When I woke up in the hospital I was cold. I suppose I had kicked off my covers. I was shivering. There was no one there. No old lady, no mother, no father, no doctor. No ghosts. I pulled up the blankets and huddled under them, trying to get warm. I could see trees outside the window.

For a long time I drifted in and out of sleep, watching the leaves sparkle in the sunshine, happy to be alive, happy not to be haunted, even for a little while.

It did seem strange that I should feel so ghost-free in a hospital room. You would think hospitals would be full of ghosts. But when they finally let me go home, there were no ghosts there either. None. And no dreams. I still had that floaty feeling, as if I weren’t quite there, and my head felt light. But I was well enough to start classes at my new school in the middle of September, and there were no ghosts there either. I didn’t dare even hope that they were gone for good. Maybe some of the medicine they gave me in the hospital had driven them away for a while. For whatever reason, they were gone.

THE ATTIC

Polly

Hunkered down in my little nest, cozy under the blanket, I slowly started getting warmer. It was very restful to finally have a spot where no one could bother me, far away from sisters, brothers, parents and The Baby Who Stole My Room.

I found my place in
The Ghastly Ghost at My Gate
(the latest from Philomena Faraday) and began to read, holding the flashlight steady on the page.

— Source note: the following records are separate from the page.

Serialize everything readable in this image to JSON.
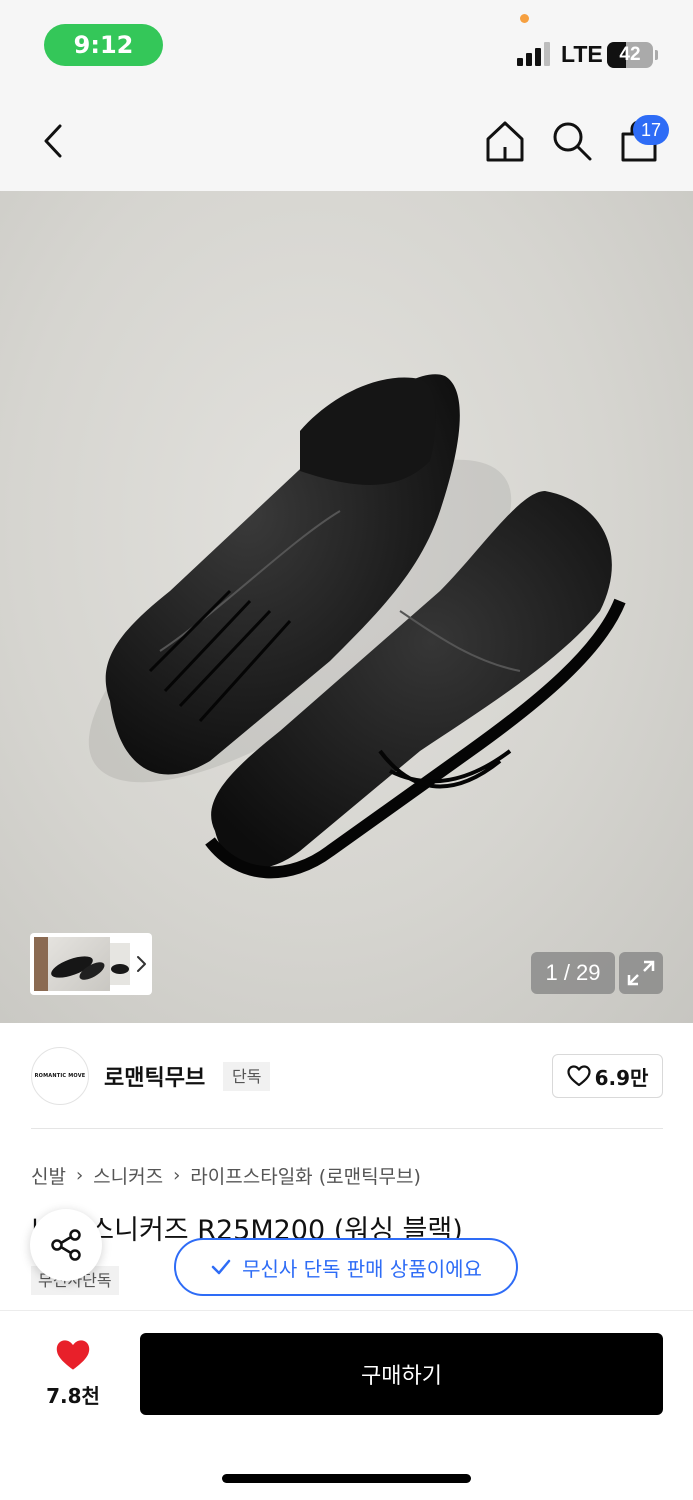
{
  "status_bar": {
    "time": "9:12",
    "network": "LTE",
    "battery_level": "42",
    "battery_fraction": 0.42
  },
  "nav": {
    "back_icon": "chevron-left-icon",
    "home_icon": "home-icon",
    "search_icon": "search-icon",
    "cart_icon": "shopping-bag-icon",
    "cart_count": "17"
  },
  "gallery": {
    "counter": "1 / 29",
    "expand_icon": "expand-icon"
  },
  "brand": {
    "logo_text": "ROMANTIC MOVE",
    "name": "로맨틱무브",
    "tag": "단독",
    "likes": "6.9만"
  },
  "breadcrumb": [
    "신발",
    "스니커즈",
    "라이프스타일화 (로맨틱무브)"
  ],
  "product": {
    "title": "니커 스니커즈 R25M200 (워싱 블랙)",
    "exclusive_tag": "무신사단독"
  },
  "toast": {
    "message": "무신사 단독 판매 상품이에요"
  },
  "bottom_bar": {
    "wish_count": "7.8천",
    "buy_label": "구매하기"
  },
  "colors": {
    "accent_blue": "#2e6cf6",
    "heart_red": "#e8202a",
    "time_green": "#34c759"
  }
}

Amanda stood frozen with fear on the pathway by the garden gate. The white figure floated closer and closer. It stretched out a bony hand and there was nothing she could do. She couldn’t scream, she couldn’t move, she could only stand, transfixed in terror as the hand reached towards her throat …

A sudden breath of air ruffled the pages of my book. I gripped the flashlight firmly and swung it around the attic. The trapdoor was still shut tight. So where had the draft come
from? And what was that smell that drifted in with it? Sweet, almost like candy, but sad too. A rose?

The attic was very still. My eyes drifted back to the page.

The wind howled around the shadowy garden. Amanda felt the cold touch of skeletal fingers on her neck, and then the wind whipped into a frenzy and the figure dissolved into a swirling white mist, wrapping around her like a shroud, and finally Amanda found her voice and screamed: a scream like a train hurtling round a corner at a hundred miles an hour, a scream that seemed to rise up from her toes and burst out the top of her head like a boiling kettle, a scream—

A floorboard creaked, very close by, and I was jolted out of the book and back into the attic. I held my breath and listened. Nothing. I shone the flashlight in a wide arc. The attic was still empty.

I drew a ragged breath. I was scaring myself to death with this ghost story. I settled back and found my place in the book again.

The fingers dropped from her throat and Amanda stumbled towards the house, but she tripped on a loose paving stone and fell. Immediately she was enveloped in a clammy mist, and she could feel
herself drowning in it, sinking fast. An icy voice from beyond the grave whispered, “Beware! Beware the ghostly gate!”